Momentum investing is a strategy which looks at relative trailing 6- and 12- month price performance when determining which stocks to overweight. 2018 has been a good year for momentum stocks, which are up an impressive 11.4%*. Stocks exhibiting value characteristics, on the other hand, have been the worst performers, up only 1.6% during this same time period. However, with momentum outperforming value, as well as the broader equity market, some investors have begun to question whether the outperformance of momentum has run its course.
As shown in the chart below, momentum stocks have generated strong excess returns over value stocks on a rolling 12-month basis over the past 18 months. While the performance spread between the two factors tends to ebb and flow, the current spread between momentum and value has begun to narrow. Moreover, value continues to look more attractive from both a valuation perspective and should benefit from a macro backdrop that has historically favored value stocks.

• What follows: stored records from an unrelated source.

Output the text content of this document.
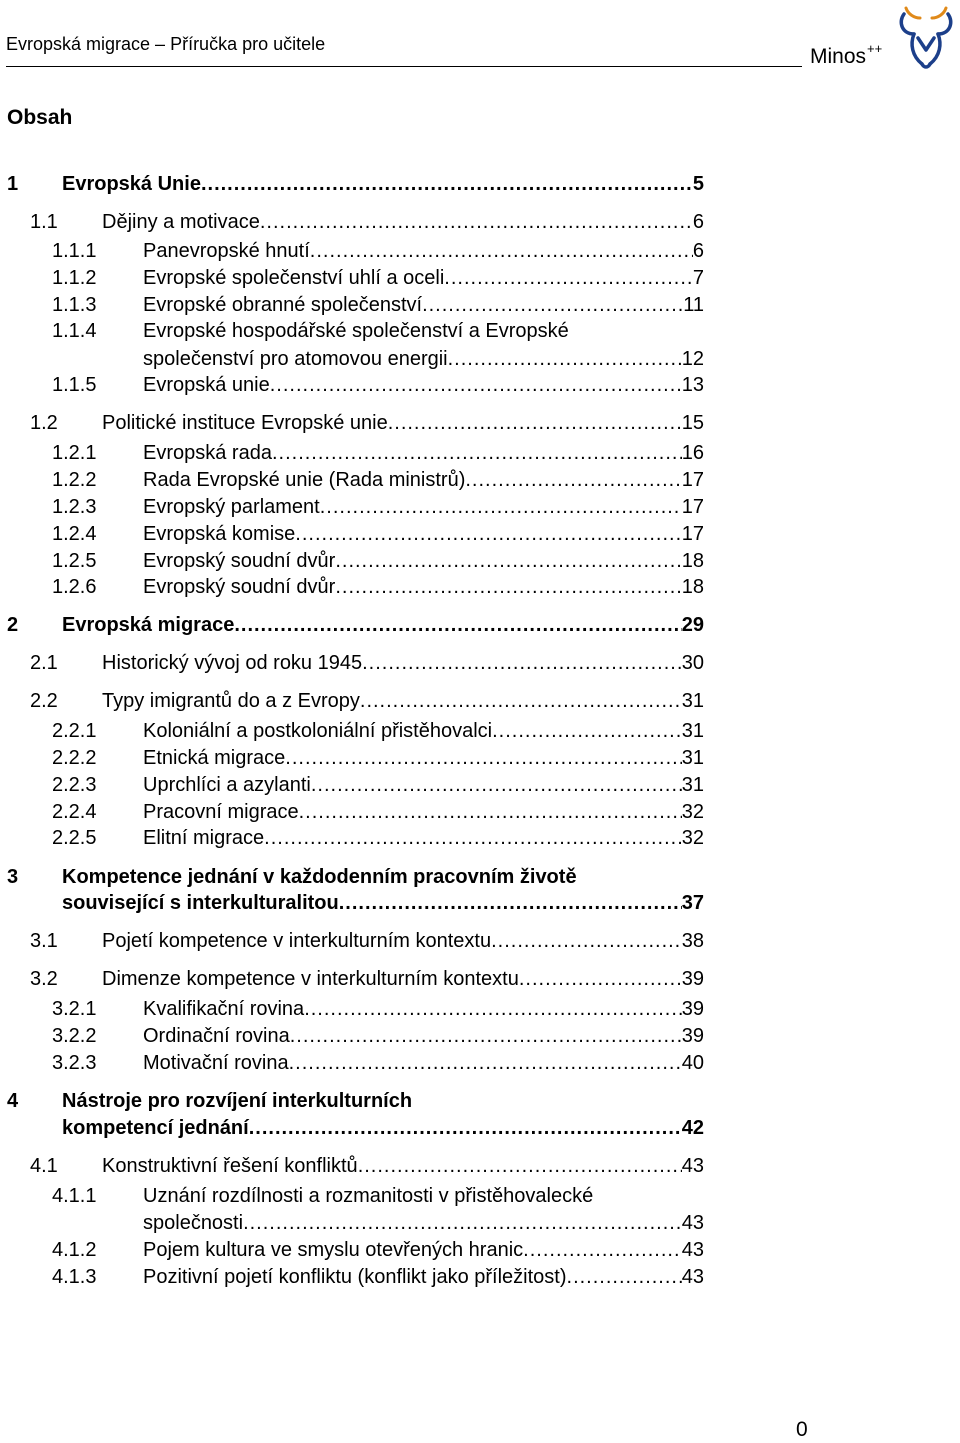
Evropská migrace – Příručka pro učitele
Minos++
Obsah
1 Evropská Unie .....	5
1.1 Dějiny a motivace .....	6
1.1.1 Panevropské hnutí .....	6
1.1.2 Evropské společenství uhlí a oceli .....	7
1.1.3 Evropské obranné společenství .....	11
1.1.4 Evropské hospodářské společenství a Evropské
společenství pro atomovou energii .....	12
1.1.5 Evropská unie .....	13
1.2 Politické instituce Evropské unie .....	15
1.2.1 Evropská rada .....	16
1.2.2 Rada Evropské unie (Rada ministrů) .....	17
1.2.3 Evropský parlament .....	17
1.2.4 Evropská komise .....	17
1.2.5 Evropský soudní dvůr .....	18
1.2.6 Evropský soudní dvůr .....	18
2 Evropská migrace .....	29
2.1 Historický vývoj od roku 1945 .....	30
2.2 Typy imigrantů do a z Evropy .....	31
2.2.1 Koloniální a postkoloniální přistěhovalci .....	31
2.2.2 Etnická migrace .....	31
2.2.3 Uprchlíci a azylanti .....	31
2.2.4 Pracovní migrace .....	32
2.2.5 Elitní migrace .....	32
3 Kompetence jednání v každodenním pracovním životě
související s interkulturalitou .....	37
3.1 Pojetí kompetence v interkulturním kontextu .....	38
3.2 Dimenze kompetence v interkulturním kontextu .....	39
3.2.1 Kvalifikační rovina .....	39
3.2.2 Ordinační rovina .....	39
3.2.3 Motivační rovina .....	40
4 Nástroje pro rozvíjení interkulturních
kompetencí jednání .....	42
4.1 Konstruktivní řešení konfliktů .....	43
4.1.1 Uznání rozdílnosti a rozmanitosti v přistěhovalecké
společnosti .....	43
4.1.2 Pojem kultura ve smyslu otevřených hranic .....	43
4.1.3 Pozitivní pojetí konfliktu (konflikt jako příležitost) .....	43
0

Changes in the composition of the benchmark can explain quite a bit of both the out and underperformance of the momentum factor over the past few years. Since the financial crisis, the momentum benchmark has evolved to look more and more like a growth benchmark, with significant exposure to sectors like information technology, consumer discretionary and industrials. While this is not always the case, the significant outperformance—and even the more recent performance challenges—can be attributable to a handful of specific stocks within those sectors.
A few weeks back, we outlined the case for value stocks given an economic backdrop of rising interest rates, a stronger dollar and a pickup in economic growth and inflation. However, given momentum is a technical strategy and not geared toward fundamentals, it is difficult to suggest the momentum trade will reverse itself anytime soon. Therefore, given the impressive outperformance of momentum and the tendency for factors to move in and out of favor over time, a prudent and balanced approach when investing suggests diversifying factor exposure.